The Concert for Bangladesh featured Harrison, Shankar and fellow Indian master musician Ali Akbar Khan, as well as Ringo Starr, Eric Clapton, Bob Dylan, and others. The performers played two shows—an afternoon and evening performance—in one day. In all, $250,000 was raised, an impressive sum, given the uniqueness of the event and the times. A GRAMMY Award-winning triple album followed, as did a documentary film. The Concert for Bangladesh is considered one of the high water marks in rock history, helping to give rock its conscience.
Ravi Shankar’s Children
Ravi Shankar had three children: Shubhendra (Shubho) Shankar, born in 1942 by Annapurna Devi; Norah Jones, born in 1979 by Sue Jones; and Anoushka Shankar, born in 1981 by Sukanya Rajan Shankar, who would become his second wife. All three children have well-known and accomplished artistic careers. Though Shubho died suddenly from pneumonia at the age of 50, he learned sitar under the guidance of his mother, Annapurna, and later trained and performed with his father during the ’70s and ’80s.
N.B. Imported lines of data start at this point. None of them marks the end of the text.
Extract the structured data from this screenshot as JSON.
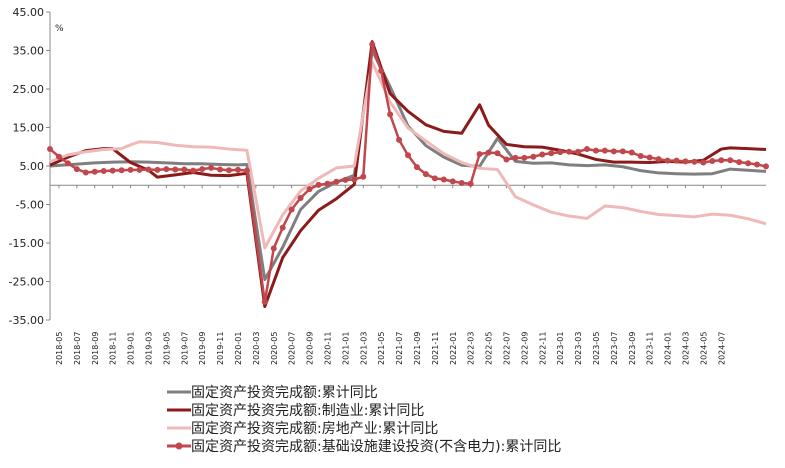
{
  "chart_data": {
    "type": "line",
    "unit_label": "%",
    "ylim": [
      -35,
      45
    ],
    "yticks": [
      "45.00",
      "35.00",
      "25.00",
      "15.00",
      "5.00",
      "-5.00",
      "-15.00",
      "-25.00",
      "-35.00"
    ],
    "x_tick_labels": [
      "2018-05",
      "2018-07",
      "2018-09",
      "2018-11",
      "2019-01",
      "2019-03",
      "2019-05",
      "2019-07",
      "2019-09",
      "2019-11",
      "2020-01",
      "2020-03",
      "2020-05",
      "2020-07",
      "2020-09",
      "2020-11",
      "2021-01",
      "2021-03",
      "2021-05",
      "2021-07",
      "2021-09",
      "2021-11",
      "2022-01",
      "2022-03",
      "2022-05",
      "2022-07",
      "2022-09",
      "2022-11",
      "2023-01",
      "2023-03",
      "2023-05",
      "2023-07",
      "2023-09",
      "2023-11",
      "2024-01",
      "2024-03",
      "2024-05",
      "2024-07"
    ],
    "grid": false,
    "legend_position": "bottom",
    "series": [
      {
        "name": "固定资产投资完成额:累计同比",
        "color": "#7f7f7f",
        "marker": false,
        "points": [
          [
            0,
            5.0
          ],
          [
            3,
            5.5
          ],
          [
            5,
            5.8
          ],
          [
            7,
            6.0
          ],
          [
            9,
            6.1
          ],
          [
            11,
            6.0
          ],
          [
            13,
            5.8
          ],
          [
            15,
            5.6
          ],
          [
            17,
            5.6
          ],
          [
            19,
            5.4
          ],
          [
            21,
            5.3
          ],
          [
            22,
            5.4
          ],
          [
            24,
            -24.5
          ],
          [
            26,
            -16.1
          ],
          [
            28,
            -6.3
          ],
          [
            30,
            -1.6
          ],
          [
            32,
            0.8
          ],
          [
            34,
            2.6
          ],
          [
            36,
            35.0
          ],
          [
            38,
            25.6
          ],
          [
            40,
            15.4
          ],
          [
            42,
            10.3
          ],
          [
            44,
            7.3
          ],
          [
            46,
            5.2
          ],
          [
            48,
            4.9
          ],
          [
            50,
            12.2
          ],
          [
            52,
            6.2
          ],
          [
            54,
            5.7
          ],
          [
            56,
            5.8
          ],
          [
            58,
            5.3
          ],
          [
            60,
            5.1
          ],
          [
            62,
            5.3
          ],
          [
            64,
            4.8
          ],
          [
            66,
            3.8
          ],
          [
            68,
            3.2
          ],
          [
            70,
            3.0
          ],
          [
            72,
            2.9
          ],
          [
            74,
            3.0
          ],
          [
            76,
            4.2
          ],
          [
            78,
            3.9
          ],
          [
            80,
            3.6
          ]
        ]
      },
      {
        "name": "固定资产投资完成额:制造业:累计同比",
        "color": "#8b1a1a",
        "marker": false,
        "points": [
          [
            0,
            5.2
          ],
          [
            2,
            7.3
          ],
          [
            4,
            9.0
          ],
          [
            6,
            9.5
          ],
          [
            7,
            9.5
          ],
          [
            9,
            5.9
          ],
          [
            11,
            3.9
          ],
          [
            12,
            2.1
          ],
          [
            14,
            2.7
          ],
          [
            16,
            3.3
          ],
          [
            18,
            2.6
          ],
          [
            20,
            2.5
          ],
          [
            22,
            3.1
          ],
          [
            24,
            -31.5
          ],
          [
            26,
            -18.8
          ],
          [
            28,
            -11.8
          ],
          [
            30,
            -6.5
          ],
          [
            32,
            -3.5
          ],
          [
            34,
            0.2
          ],
          [
            36,
            37.3
          ],
          [
            38,
            23.8
          ],
          [
            40,
            19.2
          ],
          [
            42,
            15.7
          ],
          [
            44,
            14.0
          ],
          [
            46,
            13.5
          ],
          [
            48,
            20.9
          ],
          [
            49,
            15.6
          ],
          [
            51,
            10.6
          ],
          [
            53,
            10.0
          ],
          [
            55,
            9.9
          ],
          [
            57,
            9.1
          ],
          [
            59,
            8.1
          ],
          [
            61,
            6.7
          ],
          [
            63,
            6.0
          ],
          [
            65,
            6.0
          ],
          [
            67,
            5.9
          ],
          [
            69,
            6.2
          ],
          [
            71,
            6.0
          ],
          [
            73,
            6.5
          ],
          [
            75,
            9.4
          ],
          [
            76,
            9.7
          ],
          [
            78,
            9.5
          ],
          [
            80,
            9.3
          ]
        ]
      },
      {
        "name": "固定资产投资完成额:房地产业:累计同比",
        "color": "#f0b9b9",
        "marker": false,
        "points": [
          [
            0,
            6.1
          ],
          [
            2,
            7.9
          ],
          [
            4,
            8.7
          ],
          [
            6,
            9.3
          ],
          [
            8,
            9.5
          ],
          [
            9,
            10.5
          ],
          [
            10,
            11.3
          ],
          [
            12,
            11.1
          ],
          [
            14,
            10.4
          ],
          [
            16,
            10.0
          ],
          [
            18,
            9.9
          ],
          [
            20,
            9.4
          ],
          [
            22,
            9.1
          ],
          [
            24,
            -16.3
          ],
          [
            26,
            -7.7
          ],
          [
            28,
            -1.5
          ],
          [
            30,
            1.8
          ],
          [
            32,
            4.5
          ],
          [
            34,
            5.0
          ],
          [
            36,
            32.0
          ],
          [
            38,
            21.6
          ],
          [
            40,
            14.9
          ],
          [
            42,
            11.5
          ],
          [
            44,
            8.2
          ],
          [
            46,
            5.9
          ],
          [
            48,
            4.4
          ],
          [
            50,
            4.1
          ],
          [
            52,
            -3.0
          ],
          [
            54,
            -5.1
          ],
          [
            56,
            -7.0
          ],
          [
            58,
            -8.0
          ],
          [
            60,
            -8.6
          ],
          [
            61,
            -7.0
          ],
          [
            62,
            -5.4
          ],
          [
            64,
            -5.8
          ],
          [
            66,
            -6.8
          ],
          [
            68,
            -7.6
          ],
          [
            70,
            -7.9
          ],
          [
            72,
            -8.2
          ],
          [
            74,
            -7.5
          ],
          [
            76,
            -7.8
          ],
          [
            78,
            -8.7
          ],
          [
            80,
            -10.0
          ]
        ]
      },
      {
        "name": "固定资产投资完成额:基础设施建设投资(不含电力):累计同比",
        "color": "#c0474b",
        "marker": true,
        "points": [
          [
            0,
            9.4
          ],
          [
            1,
            7.4
          ],
          [
            2,
            5.7
          ],
          [
            3,
            4.2
          ],
          [
            4,
            3.3
          ],
          [
            5,
            3.5
          ],
          [
            6,
            3.7
          ],
          [
            7,
            3.8
          ],
          [
            8,
            3.9
          ],
          [
            9,
            4.0
          ],
          [
            10,
            4.0
          ],
          [
            11,
            4.1
          ],
          [
            12,
            4.0
          ],
          [
            13,
            4.2
          ],
          [
            14,
            4.1
          ],
          [
            15,
            4.1
          ],
          [
            16,
            3.8
          ],
          [
            17,
            4.2
          ],
          [
            18,
            4.5
          ],
          [
            19,
            4.1
          ],
          [
            20,
            3.9
          ],
          [
            21,
            4.0
          ],
          [
            22,
            3.8
          ],
          [
            24,
            -30.3
          ],
          [
            25,
            -16.4
          ],
          [
            26,
            -11.0
          ],
          [
            27,
            -6.3
          ],
          [
            28,
            -3.3
          ],
          [
            29,
            -1.0
          ],
          [
            30,
            0.1
          ],
          [
            31,
            0.4
          ],
          [
            32,
            0.9
          ],
          [
            33,
            1.4
          ],
          [
            34,
            1.5
          ],
          [
            35,
            2.2
          ],
          [
            36,
            36.6
          ],
          [
            37,
            29.7
          ],
          [
            38,
            18.4
          ],
          [
            39,
            11.8
          ],
          [
            40,
            7.8
          ],
          [
            41,
            4.7
          ],
          [
            42,
            2.9
          ],
          [
            43,
            1.8
          ],
          [
            44,
            1.5
          ],
          [
            45,
            1.0
          ],
          [
            46,
            0.6
          ],
          [
            47,
            0.4
          ],
          [
            48,
            8.1
          ],
          [
            49,
            8.5
          ],
          [
            50,
            8.3
          ],
          [
            51,
            6.7
          ],
          [
            52,
            7.1
          ],
          [
            53,
            7.1
          ],
          [
            54,
            7.4
          ],
          [
            55,
            8.0
          ],
          [
            56,
            8.3
          ],
          [
            57,
            8.6
          ],
          [
            58,
            8.7
          ],
          [
            59,
            8.7
          ],
          [
            60,
            9.4
          ],
          [
            61,
            9.0
          ],
          [
            62,
            9.0
          ],
          [
            63,
            8.8
          ],
          [
            64,
            8.8
          ],
          [
            65,
            8.5
          ],
          [
            66,
            7.6
          ],
          [
            67,
            7.2
          ],
          [
            68,
            6.8
          ],
          [
            69,
            6.4
          ],
          [
            70,
            6.4
          ],
          [
            71,
            6.2
          ],
          [
            72,
            6.1
          ],
          [
            73,
            5.9
          ],
          [
            74,
            6.3
          ],
          [
            75,
            6.5
          ],
          [
            76,
            6.5
          ],
          [
            77,
            6.0
          ],
          [
            78,
            5.7
          ],
          [
            79,
            5.4
          ],
          [
            80,
            4.9
          ]
        ]
      }
    ]
  }
}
Jones lived with her father until she was 4 and saw him intermittently until she was 10. She is an accomplished jazz and pop recording artist and a nine-time GRAMMY winner, scoring a remarkable five awards in 2002 with her debut album, Come Away with Me, including Album Of The Year. Though it’s sometimes difficult to hear her father’s direct influence on her music, it is clear that her quest for innovation and creative communication with her audiences is not unlike Shankar’s classic approach to recording and performing. Jones lives in New York. She, too, continues to record and perform.
Though she did not live with her father until she was 7, Anoushka is the child who received the most direct training from her father, starting sitar lessons with him when she was 8, and making her professional debut five years later. For years Anoushka performed at her father’s side on concert stages around the world. Anoushka has expanded the field of Indian classical music and sitar performance by incorporating other world music forms such as Spanish flamenco into her music. A multi-GRAMMY nominee, Anoushka is also an author. Her book, Bapi: The Love of My Life, is a biography/memoir of her father, Ravi. Anoushka resides in London and continues to record and perform.
This outfit (left) was worn by Anoushka Shankar (circa 2000s). Shankar generally wears this traditional form of dress when performing.
A special centennial exhibition, titled Ravi Shankar @100: India’s Global Musician, is on display at The Indian Music Experience Museum, Bangalore, a cultural affiliate of the GRAMMY Museum. The exhibition, celebrating the life of Pandit Ravi Shankar with the support of the Ravi Shankar Foundation, feature his musical instruments, costumes, and photographs along with listening stations and interactives, supported by interpretive graphic panels, that chronicle the life and work of the celebrated artiste. A special feature is an ‘experience zone’ with sound design by GRAMMY® Award-winning producer and compose Ricky Kej.